I agree with you David. What kind of culture and society sees it necessary to kill an unborn child for the sake of the mother's comfort? Only a morally bankrupt one! Fact is 98% of abortions are elective, including socio-economic reasons or for birth control.

At Wednesday, October 20, 2010 4:54:00 am , Anonymous Gareth said...

Totally playing the Devil's advocate here David, (I am with you all the way) but Susan O'Brien has freely admitted in a previous newspaper article that she previously undertook an abortion and this was a decision that she completly understood (e.g. she admitted she was taking a human life) but ultimately it was something she was comfortable with and the 'decision' did improve her life.

After being passionetly pro-life for ten years and willing to argue anyone, I freely admit that whilst I would never abandon the cause, I have given up arguing with people like this.

Is there any logical response on behalf of our position besides pray.

At Wednesday, October 20, 2010 5:23:00 am , Anonymous Matthias said...

Maggie Kirkman is i think either the mother or aunt of Australia's first IVF baby. What struck me at that time and in subsequent interviews is her arrogance to issues around prolife .

At Wednesday, October 20, 2010 9:01:00 am , Anonymous Arabella said...

I meant the researcher mentioned in the piece, not the writer.

At Wednesday, October 20, 2010 10:05:00 am , Anonymous Peter Golding said...

Well said David!
O'Brien appears to be a complete philistine who lives and operates in a values free zone.I suspect two of her favourite snngs are What About Me? and Me,Myself,I.

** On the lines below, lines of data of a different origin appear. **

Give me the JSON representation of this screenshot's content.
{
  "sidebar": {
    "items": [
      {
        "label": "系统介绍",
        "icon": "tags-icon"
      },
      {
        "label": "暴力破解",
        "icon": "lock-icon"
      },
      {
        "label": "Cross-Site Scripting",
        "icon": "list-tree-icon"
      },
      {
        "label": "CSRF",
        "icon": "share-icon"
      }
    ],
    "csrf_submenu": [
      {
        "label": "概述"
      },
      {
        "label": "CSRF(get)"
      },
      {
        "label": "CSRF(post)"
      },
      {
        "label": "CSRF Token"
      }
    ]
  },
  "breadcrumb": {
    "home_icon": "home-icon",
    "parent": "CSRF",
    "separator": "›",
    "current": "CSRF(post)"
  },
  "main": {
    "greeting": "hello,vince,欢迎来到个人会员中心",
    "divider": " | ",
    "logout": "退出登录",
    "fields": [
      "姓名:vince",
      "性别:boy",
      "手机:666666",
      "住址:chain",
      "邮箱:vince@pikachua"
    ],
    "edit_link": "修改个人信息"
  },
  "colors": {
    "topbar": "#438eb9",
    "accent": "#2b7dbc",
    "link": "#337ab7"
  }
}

At Wednesday, October 20, 2010 9:38:00 pm , Anonymous Schütz said...

Without question Susan O'Brien is attempting to deal with post-abortion trauma. Her way of dealing with the deep feelings of guilt that her experience of abortion has left her with is to deny and protest as publically as possible that any guilt at all is involved. She attempts to rationlise her feelings of guilt away (but not very successfully). But she can't quite bring herself to "celebrate" her "courageous" action.

At Wednesday, October 20, 2010 10:13:00 pm , Anonymous Pax said...

When any one writes in defence of abortion I am always struck by the irony that they can only do so because they were not aborted.
So many of the world's greatest artists, musicians and thinkers would not have seen the light of day if the mind set that has come to be accepted today had prevailed in thier era.
I agree with Tony in that it is important to listen to and understand how those who accept abortion have arrived at that position but then it is equally important to gently point out that they have been misled into false thinking and moral error.
People sometimes say about horrific times of violence in human history how could people have let it happen. Yet today in our "civilised" country day in day out innocent babes in the womb {just as each of us once was} are allowed to be killed. Something very wrong is constantly being lauded as right.It is the worm corrupting our nation which like Blake's apple is rotting from within.Every woman who has an abortion loses part of herself. It goes against the very nature of womanhood to destroy the child in one's womb.We do a great injustice to all women if we do not speak out against this false thinking with every means at our disposal.To call abortion wrong is not a lack of compassion towards women but a defence of humanity itself.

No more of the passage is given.